For years, we've been told that Israel is stealing Palestinian water resources. This slogan, much promoted, particularly in Europe, was then disproven, conclusively and authoritatively, by Israel's Water Authority, which described clearly the rational, fair and, most importantly, mutually agreed upon management and distribution of water resources to both Israel and territories under Palestinian administration.
Since then, the narrative has shifted slightly. It is no longer the government of Israel which is stealing water, but Jewish settlers who are accused of the dastardly deed. The following video was taken at a well outside the Jewish community of Sussya, in the South Hebron Hills. It depicts a situation which, depending on your level of blind commitment to ending Israeli "occupation" either never happened, isn't supposed to be happening, simply doesn't fit the media narrative of Jewish theft of Arab resources or, if all sense of justice fails you, is perfectly defensible - Israeli leftist radicals helping Palestinians steal water from wells which supply Jewish communities.
Haaretz did not report this story, if you can call it a story. It's as if it never happened. Just another day of anonymous Jewish life in the Hebron Hills. This well did not go dry, not that time, not that day, and hundreds of animals - at least the ones Arab thieves didn't steal the other night - did not go thirsty. You can see the distances involved, and the constant vigilance necessary on the part of the residents to protect their rights and property.
It wasn't always this way. Sussya once had good relations with neighboring Palestinian villages. They used to help one another with the harvests, with irrigation. It's only in recent months and years that Palestinians have begun to show up, always with the encouragement and participation of radical Israeli leftists, emptying communal water cisterns, stealing livestock, making claims on prime agricultural lands cultivated by Jews that were arid desert in aerial photographs 30 years ago. This relentless harassment and predation is a daily reality for residents of Jewish communities. Yet none of it would be possible without incitement by Israeli extremists, who agitate and convince the hotheads among local Arabs to create a disturbance and then get on their cell phones to inform Haaretz and the foreign media of yet another “atrocity”.
In Sussya it's water theft. In Bat Ayin last November fields were torched. Entire orchards were burned to the ground in Achiya (next to Shvut Rachel) during October, or was it the olive groves hacked up in next-door Shilo. After a while, it's hard to keep them all in order. The settlers get hung with the “price tag” policy that no one in the settlements supports, but meanwhile the cases of arson and sabotage against the Jewish communities mount without redress or reprisals. Farmers who raise the vandalism with the Civil Administration or the Army are told to pocket the loss; if no one was hurt the Army usually isn't willing to risk going into Arab villages to go after the culprits.
Havat Gilad, a community of 24 families built on privately owned Jewish land, was nearly burned down by arsonists last fall, again, as it is every six months, sometimes in the middle of the night when everyone is asleep.
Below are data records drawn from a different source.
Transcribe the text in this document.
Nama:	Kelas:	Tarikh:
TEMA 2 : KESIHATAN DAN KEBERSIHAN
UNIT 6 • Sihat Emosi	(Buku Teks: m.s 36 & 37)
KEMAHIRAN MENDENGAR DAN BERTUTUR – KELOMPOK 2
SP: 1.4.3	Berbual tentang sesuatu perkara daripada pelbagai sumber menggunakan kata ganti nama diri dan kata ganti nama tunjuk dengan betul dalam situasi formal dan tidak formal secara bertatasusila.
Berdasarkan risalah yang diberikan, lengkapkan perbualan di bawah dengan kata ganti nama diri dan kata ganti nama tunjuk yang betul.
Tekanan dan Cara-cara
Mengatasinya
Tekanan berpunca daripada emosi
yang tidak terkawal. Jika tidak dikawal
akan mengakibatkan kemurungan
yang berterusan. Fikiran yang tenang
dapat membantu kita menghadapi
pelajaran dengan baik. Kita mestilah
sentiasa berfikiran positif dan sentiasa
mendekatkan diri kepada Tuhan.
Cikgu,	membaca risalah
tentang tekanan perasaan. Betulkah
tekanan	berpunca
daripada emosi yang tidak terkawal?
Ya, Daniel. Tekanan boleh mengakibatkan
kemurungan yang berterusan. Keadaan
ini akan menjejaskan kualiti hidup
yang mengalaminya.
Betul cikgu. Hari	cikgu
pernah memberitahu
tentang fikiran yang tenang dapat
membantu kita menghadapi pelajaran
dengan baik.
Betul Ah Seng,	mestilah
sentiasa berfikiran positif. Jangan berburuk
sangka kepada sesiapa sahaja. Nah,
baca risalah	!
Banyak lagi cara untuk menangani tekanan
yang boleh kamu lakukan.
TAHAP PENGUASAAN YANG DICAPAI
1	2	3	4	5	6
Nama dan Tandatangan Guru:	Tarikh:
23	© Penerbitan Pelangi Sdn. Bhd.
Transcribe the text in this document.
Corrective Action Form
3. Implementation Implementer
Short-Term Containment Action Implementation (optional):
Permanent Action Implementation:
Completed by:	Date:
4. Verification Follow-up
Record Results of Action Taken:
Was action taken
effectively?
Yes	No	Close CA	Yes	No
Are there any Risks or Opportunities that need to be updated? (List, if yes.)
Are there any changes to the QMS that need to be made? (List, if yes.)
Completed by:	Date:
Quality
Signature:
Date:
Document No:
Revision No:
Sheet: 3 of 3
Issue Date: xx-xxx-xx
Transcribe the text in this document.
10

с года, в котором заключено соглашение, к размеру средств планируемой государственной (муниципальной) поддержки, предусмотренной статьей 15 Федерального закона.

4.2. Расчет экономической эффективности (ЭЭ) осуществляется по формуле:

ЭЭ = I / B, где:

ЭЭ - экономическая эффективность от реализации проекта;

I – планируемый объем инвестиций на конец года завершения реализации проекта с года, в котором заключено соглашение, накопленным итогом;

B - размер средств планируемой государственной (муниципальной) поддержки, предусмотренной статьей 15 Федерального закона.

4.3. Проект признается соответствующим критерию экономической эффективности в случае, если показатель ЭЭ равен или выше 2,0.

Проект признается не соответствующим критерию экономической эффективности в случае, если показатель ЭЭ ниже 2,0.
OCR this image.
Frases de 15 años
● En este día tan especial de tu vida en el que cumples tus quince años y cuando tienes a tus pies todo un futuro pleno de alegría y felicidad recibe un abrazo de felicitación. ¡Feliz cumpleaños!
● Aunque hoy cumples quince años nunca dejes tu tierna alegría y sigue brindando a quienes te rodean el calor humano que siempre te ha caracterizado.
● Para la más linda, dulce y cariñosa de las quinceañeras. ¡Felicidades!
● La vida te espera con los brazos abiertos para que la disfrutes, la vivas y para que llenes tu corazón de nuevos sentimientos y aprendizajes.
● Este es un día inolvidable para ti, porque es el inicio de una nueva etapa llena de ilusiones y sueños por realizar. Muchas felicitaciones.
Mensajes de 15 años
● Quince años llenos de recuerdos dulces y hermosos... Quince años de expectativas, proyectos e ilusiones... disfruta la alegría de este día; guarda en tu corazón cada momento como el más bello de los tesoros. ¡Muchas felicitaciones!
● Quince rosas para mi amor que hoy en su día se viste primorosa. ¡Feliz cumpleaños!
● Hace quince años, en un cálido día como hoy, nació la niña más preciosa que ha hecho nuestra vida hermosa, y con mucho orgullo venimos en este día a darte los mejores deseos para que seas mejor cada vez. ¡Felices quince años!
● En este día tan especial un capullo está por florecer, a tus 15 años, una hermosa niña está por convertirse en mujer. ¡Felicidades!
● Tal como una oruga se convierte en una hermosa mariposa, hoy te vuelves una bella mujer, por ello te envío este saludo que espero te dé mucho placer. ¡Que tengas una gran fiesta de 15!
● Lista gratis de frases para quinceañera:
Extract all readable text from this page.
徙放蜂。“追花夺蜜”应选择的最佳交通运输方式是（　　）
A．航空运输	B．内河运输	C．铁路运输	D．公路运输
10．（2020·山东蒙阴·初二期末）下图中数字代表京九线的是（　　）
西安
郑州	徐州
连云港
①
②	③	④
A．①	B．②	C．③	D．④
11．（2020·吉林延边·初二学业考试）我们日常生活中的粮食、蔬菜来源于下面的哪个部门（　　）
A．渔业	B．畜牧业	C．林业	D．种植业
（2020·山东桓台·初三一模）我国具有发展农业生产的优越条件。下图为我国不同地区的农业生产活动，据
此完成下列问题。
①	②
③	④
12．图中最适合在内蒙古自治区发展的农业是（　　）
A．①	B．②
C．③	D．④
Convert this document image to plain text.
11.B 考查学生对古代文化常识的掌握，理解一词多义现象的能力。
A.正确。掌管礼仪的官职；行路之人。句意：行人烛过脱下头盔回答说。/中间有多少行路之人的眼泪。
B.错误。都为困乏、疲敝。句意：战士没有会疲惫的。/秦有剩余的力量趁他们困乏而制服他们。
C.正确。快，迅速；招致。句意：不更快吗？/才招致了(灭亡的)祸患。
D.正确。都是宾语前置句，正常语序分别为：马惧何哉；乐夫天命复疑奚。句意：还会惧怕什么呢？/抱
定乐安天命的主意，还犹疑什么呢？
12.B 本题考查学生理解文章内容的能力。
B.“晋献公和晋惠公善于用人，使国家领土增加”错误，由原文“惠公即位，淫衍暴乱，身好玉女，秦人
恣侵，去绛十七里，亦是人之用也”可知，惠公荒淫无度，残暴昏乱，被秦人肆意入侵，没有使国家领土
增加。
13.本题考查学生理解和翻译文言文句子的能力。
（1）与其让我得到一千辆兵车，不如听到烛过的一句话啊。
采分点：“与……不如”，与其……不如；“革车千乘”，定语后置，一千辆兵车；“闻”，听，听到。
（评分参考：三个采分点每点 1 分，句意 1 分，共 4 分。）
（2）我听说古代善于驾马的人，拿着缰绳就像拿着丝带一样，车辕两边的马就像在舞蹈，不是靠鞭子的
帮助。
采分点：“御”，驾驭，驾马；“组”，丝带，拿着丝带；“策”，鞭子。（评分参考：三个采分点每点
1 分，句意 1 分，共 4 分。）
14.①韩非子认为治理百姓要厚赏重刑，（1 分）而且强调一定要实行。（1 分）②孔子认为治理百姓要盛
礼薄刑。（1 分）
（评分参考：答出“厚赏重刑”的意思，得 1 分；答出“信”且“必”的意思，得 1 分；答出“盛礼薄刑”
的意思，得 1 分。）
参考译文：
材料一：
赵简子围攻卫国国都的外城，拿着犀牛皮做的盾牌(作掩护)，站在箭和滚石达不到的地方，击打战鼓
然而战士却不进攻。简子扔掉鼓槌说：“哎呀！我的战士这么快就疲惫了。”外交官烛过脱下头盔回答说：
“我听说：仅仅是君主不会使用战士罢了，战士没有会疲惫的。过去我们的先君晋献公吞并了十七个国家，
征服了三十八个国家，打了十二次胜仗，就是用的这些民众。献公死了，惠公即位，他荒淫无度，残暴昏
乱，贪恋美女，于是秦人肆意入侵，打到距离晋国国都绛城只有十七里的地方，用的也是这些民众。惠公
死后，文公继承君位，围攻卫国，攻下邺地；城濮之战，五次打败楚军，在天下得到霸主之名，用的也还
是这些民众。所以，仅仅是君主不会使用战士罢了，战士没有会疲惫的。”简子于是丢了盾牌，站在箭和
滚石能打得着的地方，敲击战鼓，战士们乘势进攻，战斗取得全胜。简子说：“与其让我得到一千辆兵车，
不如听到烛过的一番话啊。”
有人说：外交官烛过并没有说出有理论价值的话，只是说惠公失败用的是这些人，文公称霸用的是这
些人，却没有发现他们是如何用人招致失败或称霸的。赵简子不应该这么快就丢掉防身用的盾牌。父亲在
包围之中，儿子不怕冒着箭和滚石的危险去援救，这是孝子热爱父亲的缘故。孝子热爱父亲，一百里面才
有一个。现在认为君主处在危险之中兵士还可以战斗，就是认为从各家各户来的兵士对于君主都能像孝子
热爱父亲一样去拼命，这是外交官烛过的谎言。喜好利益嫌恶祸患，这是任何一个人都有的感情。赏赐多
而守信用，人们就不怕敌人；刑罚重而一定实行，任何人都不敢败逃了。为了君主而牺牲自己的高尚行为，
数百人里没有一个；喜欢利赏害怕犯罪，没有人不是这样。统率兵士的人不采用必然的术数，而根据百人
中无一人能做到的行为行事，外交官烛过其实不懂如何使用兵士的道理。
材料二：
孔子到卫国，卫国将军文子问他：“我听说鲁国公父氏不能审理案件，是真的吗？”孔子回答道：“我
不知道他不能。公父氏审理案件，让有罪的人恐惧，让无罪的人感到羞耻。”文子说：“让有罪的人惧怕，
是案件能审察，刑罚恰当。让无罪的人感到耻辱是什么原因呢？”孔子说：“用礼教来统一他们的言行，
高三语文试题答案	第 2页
And as the fire meant to destroy the village burned through the Jewish fields of clover and, spurred by a change in wind spread to neighboring Arab trees the Jews were blamed in the foreign press, without a single interview on the Jewish side. The sense of frustration and abandonment among residents of the communities, victimized first by Arab arsonists and then by international media, is palpable. This is a reality that Peace Now does not describe in its requests for donations.
One of the primary challenges in advocating for the Jewish communities in Yesha is the total absence of media coverage of their experience. With the exception of INN, no Israeli news outlet goes into the settlements and speaks to the residents, except to quote some crazy gun-toting idiot, for flavor. Instead, what gets coverage are press releases from the IDF, Civil Administration and human rights groups, which rarely represent the perspectives, challenges and rights of the residents in the communities.
This is not to say that the settlers are made of puppy fuzz. There is plenty of coverage when they do wrong, along with condemnation and criticism, domestic and international, including from within the settlement communities, including by me. What is lacking is a balance in reporting that addresses the legitimate grievances, aspirations and perspectives of hundreds of thousands of people. No matter one's position on the settlements, we cannot be content to live in a world where political convenience makes necessary the creation of a type of subhuman to whom anything can be done and then justified with a media blackout.
The attempted theft of Sussya's water, on this particular day, would never had happened, to the extent that no one would have known of it, except that someone released a video now seen by a paltry 500 people showing us that it did. That is the reality, one which does not conform easily to the prevalent media narrative, and those who wish to stand on the side of peace and justice must acknowledge it as such.